Monkey Marc - Post Traumatic DubThe first two releases in Jahtari‘s new series of diskette-styled 7″ singles bring out two sides of the label’s commitment to the finest of worldwide dub and reggae artists.

Label head technician Disrupt has crafted eye-poppingly convincing replicas of 5.25″ diskette sleeves for wrapping up the the vinyl, and it’s yet another stage in the evolution of the Jahtari aesthetic where ancient digital technology finds its place alongside the vintage warmth of the analogue synths too (witness his handmade Montoron Delay conversions of the retro-styled Korg synth into a phenomenal piece of signature dub equipment whose sound is found on his many and varied productions — all housed in a Commodore 64 floppy disc drive, of course).

Monkey Marc‘s “Post Traumatic Dub” hisses and wheezes with a sprightly stepping rhythm, wonky noises infusing the steady groove with a sense of cyberpunk fizz. The melodies almost flicker out with a flavour and mood much more upbeat than the title might suggest. It’s a nice piece of work, cooked up in Marc’s Melbourne dub kitchen, appropriately enough with the help of a venerable Emulator III and an MPC 3000.
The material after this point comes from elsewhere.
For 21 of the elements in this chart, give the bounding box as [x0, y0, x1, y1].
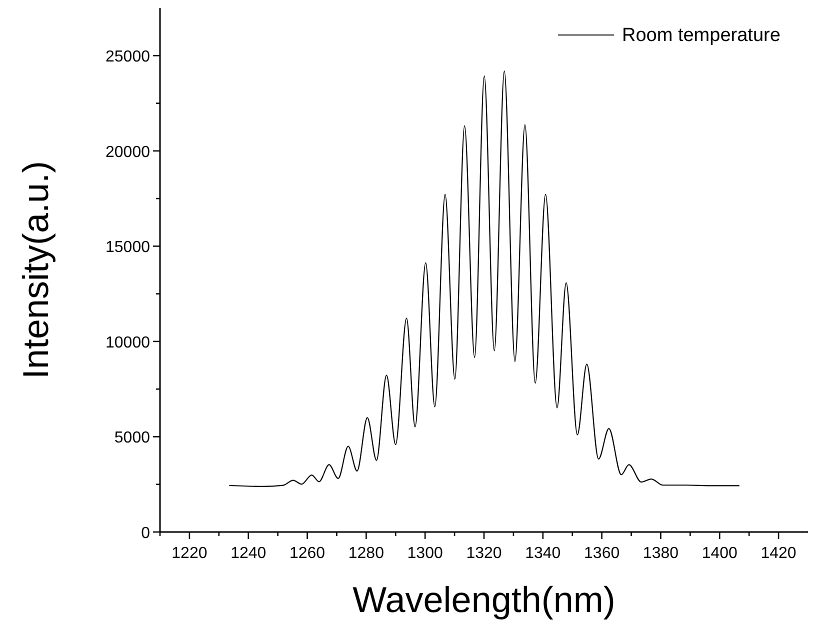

On the flipside, “Deception Dub” ups the ante somewhat, a cycling tune introducing some earth-shattering fractured beats and a thumping low-end bassline that gets the speakers quivering. Here the oddity comes in trails whispering out in the echo and peaking filter squitters that drip vaporously around the tune, and it soon becomes a engrossing instrumental meditation on the interplay of heaviness and lighter-than-airiness.

The party atmosphere of UK soundsystem originator Peter King‘s chiptune-infused “One Shot Of Vodka” ripples off from where the classic blues number “One Bourbon, One Scotch, One Beer” led its many singers on a merry chase(r), but King’s got heftier backing and a livelier vocal style going on here. The dancehall vibes are strong, and not just musically, King boasting and toasting as he drinks his way through the bar, chatting all the time and demanding that the audience “Bring me drink over here… If I drink a lickle wine, I will feel well fine, and if I drink whisky, I might feel frisky”. So far, so ironically bombastic, and as he progresses through the boozing it seems that his beer goggles are in full effect — but he soon becomes the victim of his own self-deprecating misadventures.

It’s an engaging tune that is both easy to dance to and nod along to King’s wry observations on the pleasures and dangers of the demon drink. Jahtari stalwarts Art and Naram lively up the dub cut of their “Honeybadger Riddim” in fine style, and what it loses in woozy booziness without King’s entertaining vocals it makes up for with all the dub tricknology the duo can invest into another nifty slice of swinging digidub from the Disrupt studios. Cheers!